Yves Gingras
Département d’histoire
et titulaire de la Chaire de recherche du Canada
en histoire et sociologie des sciences
“Ernest Renan, l'islam et les sciences.
Galilée n'a pas été mieux traité
par le catholicisme que ne l'a été Averroès
par l'islamisme, disait l'écrivain.”
Un article publié dans le journal LE DEVOIR, Montréal, édition du samedi 27 septembre 2008, page B-6. Philosophie. Chronique : Le Devoir de philosophie.
Mots clés : Devoir de Philosophie, Québec (province)
Depuis février 2006, Le Devoir propose à des professeurs de philosophie, mais aussi à d'autres auteurs passionnés d'idées, d'histoire des idées, de relever le défi de décrypter une question d'actualité à partir des thèses d'un penseur. Cette semaine, un devoir sur une tension trop peu abordée ici, celle entre science et religion.
Texte de la photo. L’écrivain-philosophe français Ernest Renan (1823-1892) s’oppose à toute religion qui cherche à imposer sa loi à l’ensemble de la société.

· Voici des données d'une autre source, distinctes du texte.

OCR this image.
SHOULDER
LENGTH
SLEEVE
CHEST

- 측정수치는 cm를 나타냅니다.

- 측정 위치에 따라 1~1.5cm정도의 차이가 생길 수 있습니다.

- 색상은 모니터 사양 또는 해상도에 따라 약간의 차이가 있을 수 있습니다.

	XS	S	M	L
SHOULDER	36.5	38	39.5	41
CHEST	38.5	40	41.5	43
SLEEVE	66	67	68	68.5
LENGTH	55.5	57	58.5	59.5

Titulaire de la Chaire de recherche du Canada en histoire et sociologie des sciences à l'UQAM, l'auteur est aussi chroniqueur à Radio-Canada, à l'émission Les Années lumière. Il a d'ailleurs publié le printemps dernier ses entretiens avec Yanick Villedieu, sous le titre Parlons sciences, chez Boréal.
On assiste depuis plus d'une dizaine d'années à une recrudescence marquée des débats opposant d'un côté les sciences, placées à l'enseigne du progrès et de la raison, et de l'autre les religions, sources, selon ses critiques, d'obscurantisme et même de fanatisme. Aux États-Unis, on s'est habitué aux luttes incessantes des fondamentalistes chrétiens contre l'enseignement de la théorie de l'évolution.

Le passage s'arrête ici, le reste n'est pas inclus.